As the bike stands, I really have no desire to do any more to it. It goes as hard as I need it to go, handles as well as I need it to, and looks just right in my eyes. It's been personalised to my taste, and I've made it mine.
If anything, I might get some clear tank grips to replace the carbon wrap that's been (poorly) fitted to the tank, and replace the cheap tank pad that is starting to lift and show signs of sun damage. I've also been considering getting a full exhaust from HP Corse, but to be honest, that's money I can't justify spending.
View attachment 54906 View attachment 54905
Update 28 August 16:
Paid a visit a few weeks ago to ITP to complete my 'Motorcycle Parts Stimulus Return', and thus....
Purchased a set of clear tank pads to replace the 'Carbon Fibre' vinyl that was on the tank when I bought it.
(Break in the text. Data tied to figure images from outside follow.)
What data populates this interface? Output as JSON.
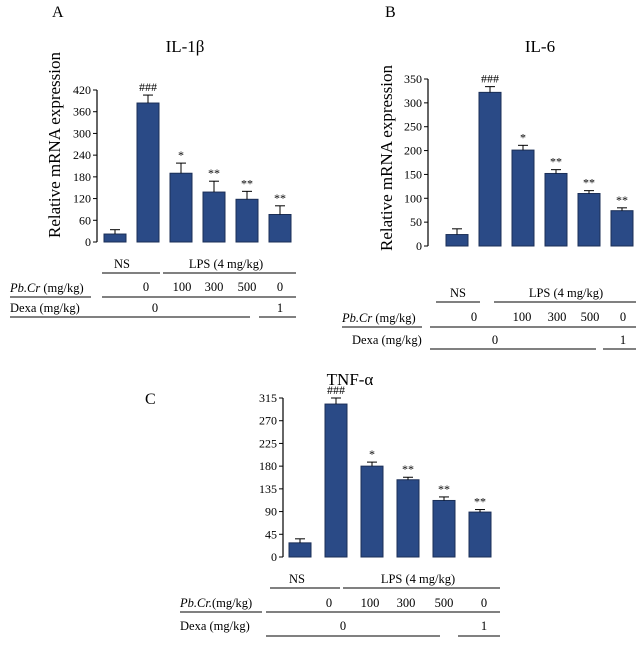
{
  "figure": {
    "bar_color": "#2a4a86",
    "bar_stroke": "#1b2f57",
    "row_labels": {
      "ns": "NS",
      "lps": "LPS (4 mg/kg)",
      "pbcr_name": "Pb.Cr",
      "pbcr_unit": "(mg/kg)",
      "pbcr_name_c": "Pb.Cr.",
      "pbcr_unit_c": "(mg/kg)",
      "dexa": "Dexa (mg/kg)"
    },
    "pbcr_doses": [
      "0",
      "100",
      "300",
      "500",
      "0"
    ],
    "dexa_values": [
      "0",
      "1"
    ]
  },
  "chart_data": [
    {
      "panel": "A",
      "type": "bar",
      "title": "IL-1β",
      "ylabel": "Relative mRNA expression",
      "xlabel": "",
      "categories": [
        "NS",
        "LPS",
        "LPS+Pb.Cr 100",
        "LPS+Pb.Cr 300",
        "LPS+Pb.Cr 500",
        "LPS+Dexa 1"
      ],
      "values": [
        22,
        384,
        190,
        138,
        118,
        76
      ],
      "errors": [
        12,
        22,
        28,
        30,
        22,
        24
      ],
      "significance": [
        "",
        "###",
        "*",
        "**",
        "**",
        "**"
      ],
      "ylim": [
        0,
        420
      ],
      "yticks": [
        0,
        60,
        120,
        180,
        240,
        300,
        360,
        420
      ]
    },
    {
      "panel": "B",
      "type": "bar",
      "title": "IL-6",
      "ylabel": "Relative mRNA expression",
      "xlabel": "",
      "categories": [
        "NS",
        "LPS",
        "LPS+Pb.Cr 100",
        "LPS+Pb.Cr 300",
        "LPS+Pb.Cr 500",
        "LPS+Dexa 1"
      ],
      "values": [
        24,
        322,
        201,
        152,
        110,
        74
      ],
      "errors": [
        12,
        12,
        10,
        8,
        6,
        6
      ],
      "significance": [
        "",
        "###",
        "*",
        "**",
        "**",
        "**"
      ],
      "ylim": [
        0,
        350
      ],
      "yticks": [
        0,
        50,
        100,
        150,
        200,
        250,
        300,
        350
      ]
    },
    {
      "panel": "C",
      "type": "bar",
      "title": "TNF-α",
      "ylabel": "",
      "xlabel": "",
      "categories": [
        "NS",
        "LPS",
        "LPS+Pb.Cr 100",
        "LPS+Pb.Cr 300",
        "LPS+Pb.Cr 500",
        "LPS+Dexa 1"
      ],
      "values": [
        28,
        303,
        180,
        153,
        112,
        89
      ],
      "errors": [
        8,
        12,
        8,
        5,
        7,
        5
      ],
      "significance": [
        "",
        "###",
        "*",
        "**",
        "**",
        "**"
      ],
      "ylim": [
        0,
        315
      ],
      "yticks": [
        0,
        45,
        90,
        135,
        180,
        225,
        270,
        315
      ]
    }
  ]
}
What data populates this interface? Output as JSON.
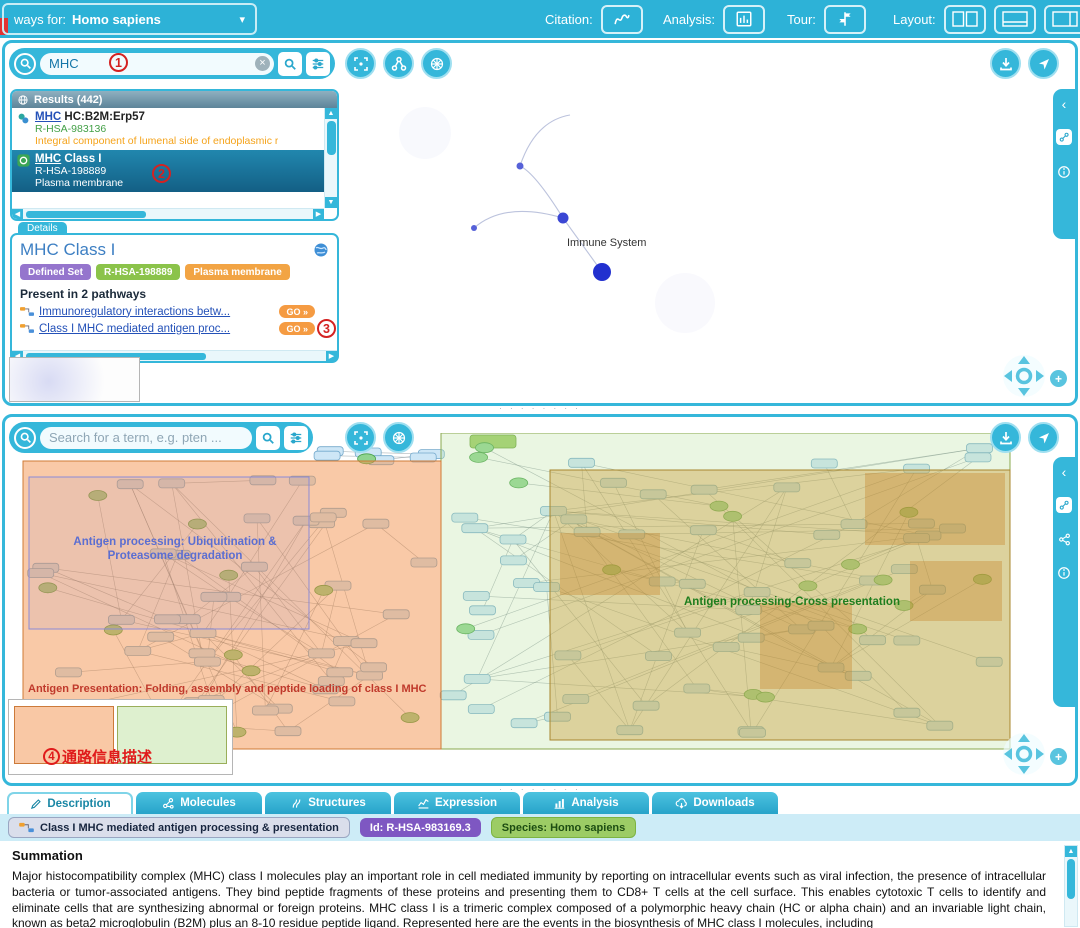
{
  "topbar": {
    "species_prefix": "ways for:",
    "species_value": "Homo sapiens",
    "citation_label": "Citation:",
    "analysis_label": "Analysis:",
    "tour_label": "Tour:",
    "layout_label": "Layout:"
  },
  "overview": {
    "search_value": "MHC",
    "results_header": "Results (442)",
    "results": [
      {
        "name_prefix": "MHC",
        "name_rest": " HC:B2M:Erp57",
        "id": "R-HSA-983136",
        "compartment": "Integral component of lumenal side of endoplasmic r"
      },
      {
        "name_prefix": "MHC",
        "name_rest": " Class I",
        "id": "R-HSA-198889",
        "compartment": "Plasma membrane"
      }
    ],
    "details": {
      "tab_label": "Details",
      "title": "MHC Class I",
      "badge_type": "Defined Set",
      "badge_id": "R-HSA-198889",
      "badge_compartment": "Plasma membrane",
      "pathways_header": "Present in 2 pathways",
      "pathway_links": [
        {
          "label": "Immunoregulatory interactions betw...",
          "go_label": "GO »"
        },
        {
          "label": "Class I MHC mediated antigen proc...",
          "go_label": "GO »"
        }
      ]
    },
    "graph_label": "Immune System"
  },
  "diagram": {
    "search_placeholder": "Search for a term, e.g. pten ...",
    "region_labels": {
      "ubiquitination": "Antigen processing: Ubiquitination & Proteasome degradation",
      "folding": "Antigen Presentation: Folding, assembly and peptide loading of class I MHC",
      "cross_presentation": "Antigen processing-Cross presentation"
    },
    "thumbnail_note": "通路信息描述"
  },
  "annotations": {
    "step1": "1",
    "step2": "2",
    "step3": "3",
    "step4": "4"
  },
  "tabs": [
    {
      "label": "Description"
    },
    {
      "label": "Molecules"
    },
    {
      "label": "Structures"
    },
    {
      "label": "Expression"
    },
    {
      "label": "Analysis"
    },
    {
      "label": "Downloads"
    }
  ],
  "infobar": {
    "pathway_name": "Class I MHC mediated antigen processing & presentation",
    "id_label": "Id: R-HSA-983169.3",
    "species_label": "Species: Homo sapiens"
  },
  "summation": {
    "heading": "Summation",
    "body": "Major histocompatibility complex (MHC) class I molecules play an important role in cell mediated immunity by reporting on intracellular events such as viral infection, the presence of intracellular bacteria or tumor-associated antigens. They bind peptide fragments of these proteins and presenting them to CD8+ T cells at the cell surface. This enables cytotoxic T cells to identify and eliminate cells that are synthesizing abnormal or foreign proteins. MHC class I is a trimeric complex composed of a polymorphic heavy chain (HC or alpha chain) and an invariable light chain, known as beta2 microglobulin (B2M) plus an 8-10 residue peptide ligand. Represented here are the events in the biosynthesis of MHC class I molecules, including"
  },
  "ui": {
    "divider_dots": "· · · ·   · · · ·",
    "go_arrows": "»"
  },
  "icons": [
    "search-icon",
    "sliders-icon",
    "clear-icon",
    "fit-icon",
    "tree-icon",
    "network-icon",
    "download-icon",
    "compass-icon",
    "globe-icon",
    "chevron-down-icon",
    "chevron-left-icon",
    "info-icon",
    "interactors-icon",
    "citation-icon",
    "analysis-icon",
    "tour-icon",
    "layout-icon",
    "pathway-icon",
    "complex-icon",
    "entity-set-icon",
    "earth-icon",
    "nav-cross-icon",
    "plus-icon",
    "pencil-icon",
    "molecule-icon",
    "structure-icon",
    "expression-icon",
    "bars-icon",
    "cloud-download-icon"
  ],
  "colors": {
    "teal": "#35b7da",
    "badge_purple": "#9575cd",
    "badge_green": "#8bc34a",
    "badge_orange": "#f2a444",
    "go_orange": "#f59b42",
    "annotation_red": "#d42222",
    "region_orange": "#f38f48",
    "region_tan": "#c8a03e",
    "region_green": "#bae29e",
    "label_blue": "#5b6ed1",
    "label_red": "#c0392b",
    "label_green": "#1e7e1e"
  }
}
This was on my to-do list, as mentioned earlier. They are fitted and are great.
I have a Union Jack Triumph tank pad on the way also to replace the sun damaged clear pad... Should be here this week hopefully.
The shorty levers had started to fade quite badly. So threw some money at a set of SDR levers and installed them a few days ago. Look a lot better, feel nicer, and better quality.
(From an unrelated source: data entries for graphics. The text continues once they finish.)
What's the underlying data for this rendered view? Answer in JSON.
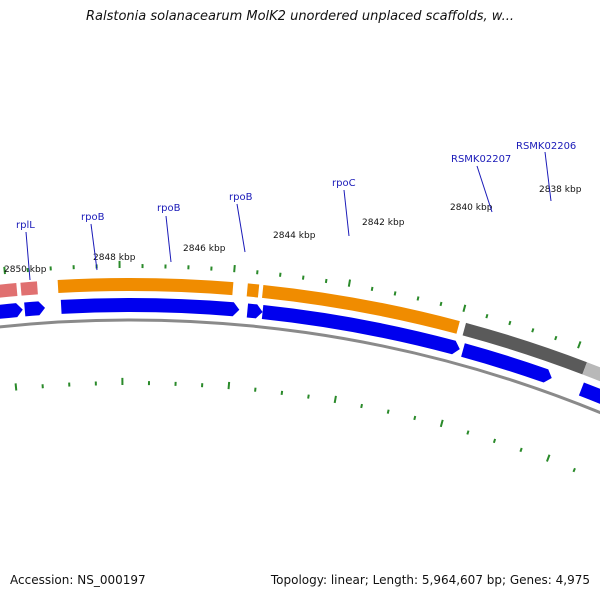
{
  "title": "Ralstonia solanacearum MolK2 unordered unplaced scaffolds, w...",
  "footer": {
    "accession": "Accession: NS_000197",
    "summary": "Topology: linear; Length: 5,964,607 bp; Genes: 4,975"
  },
  "colors": {
    "backbone": "#8a8a8a",
    "tick": "#2a8a2a",
    "cds": "#0000ee",
    "rna": "#f08c00",
    "pseudo": "#e07070",
    "hypothetical": "#5a5a5a",
    "label": "#1a1ab8"
  },
  "map": {
    "coordinate_labels": [
      "2850 kbp",
      "2848 kbp",
      "2846 kbp",
      "2844 kbp",
      "2842 kbp",
      "2840 kbp",
      "2838 kbp"
    ],
    "gene_labels": [
      "rplL",
      "rpoB",
      "rpoB",
      "rpoB",
      "rpoC",
      "RSMK02207",
      "RSMK02206"
    ]
  }
}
A pair of LED H4 bulbs are on the way from the US. (Taking a gamble here... not sure how good they'll be.)
And a set of of sintered brake pads from the UK.
A couple of 710 filters were ordered also, and I'll head down to Repco to pick up some Penrite oil when they arrive.
And I have it on good authority that I have a cordless polisher coming for Father's day.
So, the StripleR has some loving coming to her in the near future. Once all the bits arrive and are fitted, she'll get a full service (oil, coolant, pad change) and a full detail. Pictures to follow.